Some hidden dangers of Dedecms and how to prevent risks

The actual code is longer than the one intercepted above, but it is a duplication of this code. As for the log.php code, it is similar to this one, with only one sentence, simple and clear. If you have a little knowledge of network security, you will know that it is a PHP trojan. You can use some specified tools to execute this code. It is expected to be a password cracking function.

Now that we know what kind of vulnerability the other party uses and what principle the other party uses to exploit the vulnerability, how can we prevent these dangerous things from happening? After consulting a large amount of information, I preliminarily sorted out the following steps to prevent vulnerability from being exploited, hoping to help webmaster friends who also apply to dedecms.

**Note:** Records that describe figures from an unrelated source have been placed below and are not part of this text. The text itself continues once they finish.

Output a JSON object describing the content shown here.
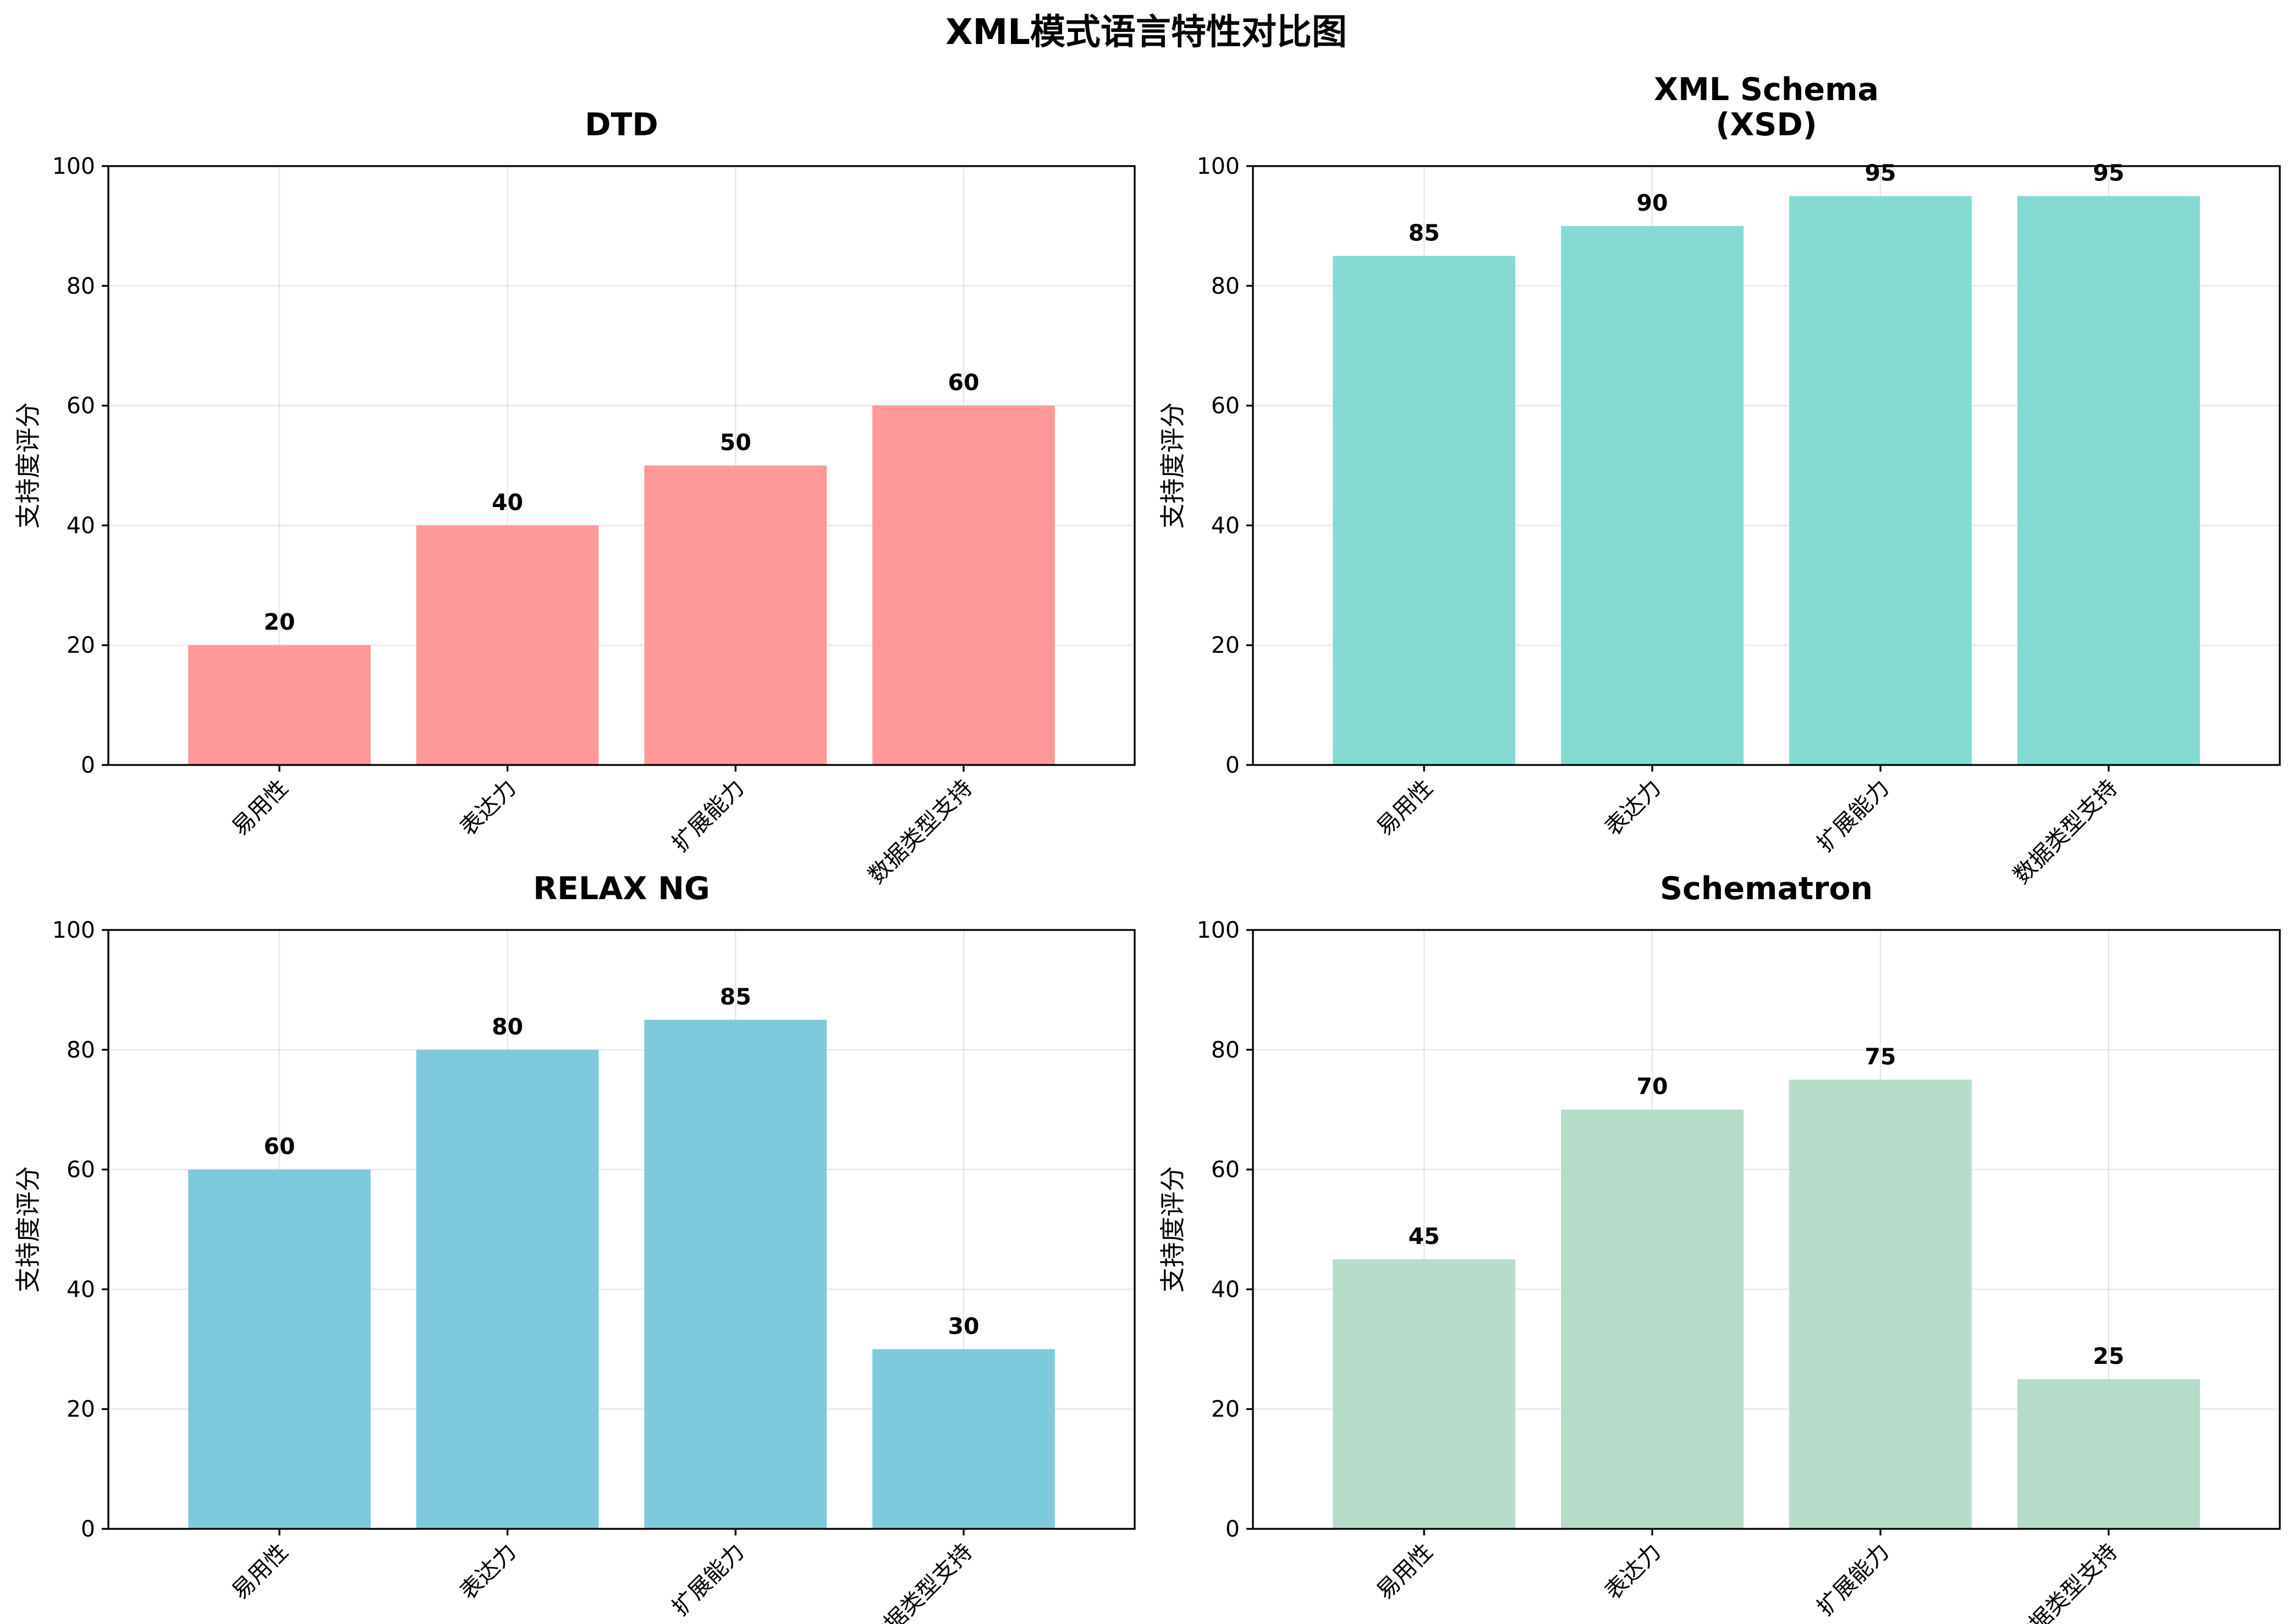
{
  "title": "XML模式语言特性对比图",
  "chart_data": [
    {
      "type": "bar",
      "title": "DTD",
      "ylabel": "支持度评分",
      "categories": [
        "易用性",
        "表达力",
        "扩展能力",
        "数据类型支持"
      ],
      "values": [
        20,
        40,
        50,
        60
      ],
      "ylim": [
        0,
        100
      ],
      "yticks": [
        0,
        20,
        40,
        60,
        80,
        100
      ],
      "color": "#ff9999",
      "grid": true
    },
    {
      "type": "bar",
      "title": "XML Schema\n(XSD)",
      "ylabel": "支持度评分",
      "categories": [
        "易用性",
        "表达力",
        "扩展能力",
        "数据类型支持"
      ],
      "values": [
        85,
        90,
        95,
        95
      ],
      "ylim": [
        0,
        100
      ],
      "yticks": [
        0,
        20,
        40,
        60,
        80,
        100
      ],
      "color": "#85dbd4",
      "grid": true
    },
    {
      "type": "bar",
      "title": "RELAX NG",
      "ylabel": "支持度评分",
      "categories": [
        "易用性",
        "表达力",
        "扩展能力",
        "数据类型支持"
      ],
      "values": [
        60,
        80,
        85,
        30
      ],
      "ylim": [
        0,
        100
      ],
      "yticks": [
        0,
        20,
        40,
        60,
        80,
        100
      ],
      "color": "#7ecadc",
      "grid": true
    },
    {
      "type": "bar",
      "title": "Schematron",
      "ylabel": "支持度评分",
      "categories": [
        "易用性",
        "表达力",
        "扩展能力",
        "数据类型支持"
      ],
      "values": [
        45,
        70,
        75,
        25
      ],
      "ylim": [
        0,
        100
      ],
      "yticks": [
        0,
        20,
        40,
        60,
        80,
        100
      ],
      "color": "#b6dcca",
      "grid": true
    }
  ]
}
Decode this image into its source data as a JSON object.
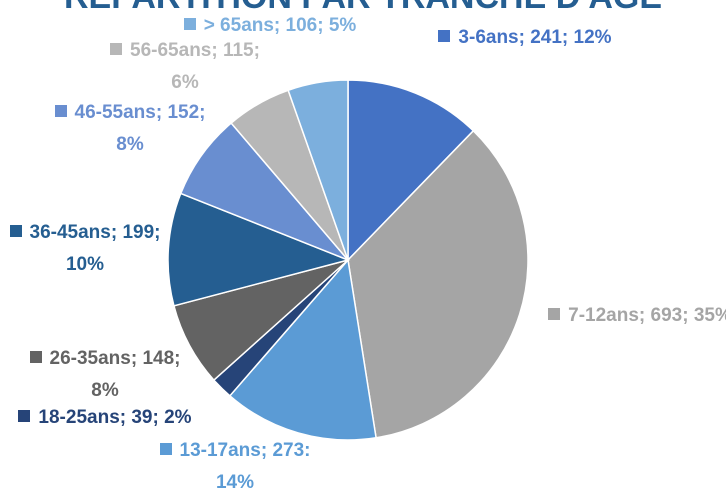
{
  "chart_data": {
    "type": "pie",
    "title": "RÉPARTITION PAR TRANCHE D'ÂGE",
    "values": [
      241,
      693,
      273,
      39,
      148,
      199,
      152,
      115,
      106
    ],
    "value_labels": [
      "3-6ans; 241; 12%",
      "7-12ans; 693; 35%",
      "13-17ans; 273: 14%",
      "18-25ans; 39; 2%",
      "26-35ans; 148; 8%",
      "36-45ans; 199; 10%",
      "46-55ans; 152; 8%",
      "56-65ans; 115; 6%",
      "> 65ans; 106; 5%"
    ],
    "colors": [
      "#4472c4",
      "#a5a5a5",
      "#5b9bd5",
      "#264478",
      "#636363",
      "#255e91",
      "#698ed0",
      "#b7b7b7",
      "#7cafdd"
    ]
  }
}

1、 Patch the upgraded version and set directory permissions

This is the official solution to this problem. No matter what version of dedecms you use, you should upgrade the version in the background in time to automatically update the patch. This is the most important step to avoid the vulnerability being exploited; At the same time, the official also provides the method of setting the directory, mainly setting data, templets, uploads, and a as read-write and non executable permissions; Include, member, plus, background management directory, etc. are set to executable, readable and non writable permissions; Delete the install and special directories. See the official instructions for specific settings.

2、 Modify admin account and password

Hackers may use the default admin account and then speculate about the password to crack it, so it is very important to modify the default admin account. As for how to modify it, there are many methods. It is more effective to log in to the website database with phpadmin, find the dede_admin database table (dede is the prefix of the database table), and modify the userid and pwd, The password must be changed to f297a57a5a743894a0e4, which is the default password admin; After modification, go to the background to log in, and change the password after logging in to the background.

3、 Other noteworthy points

As for more details, we should also pay attention not to choose too cheap space as far as possible. Too cheap space is prone to security problems of the server itself. As long as the server has problems, the entire website under the server will be hopeless. Also, if it is unnecessary, try not to open membership registration, which is troublesome to use; As for the background directory of the website, do not write it in robots. txt. At the same time, change it at least once a month. The administrator password and other passwords should also be changed to avoid being speculated to be the same as other account passwords.

After several instances of websites being attacked, we have to say that the Internet is not a network that can sleep in peace. As a webmaster, a web weaver, we should pay more attention to network security; As long as these preventive measures are taken as required, not to mention 100%, at least 95% of them may not be able to successfully obtain background permissions.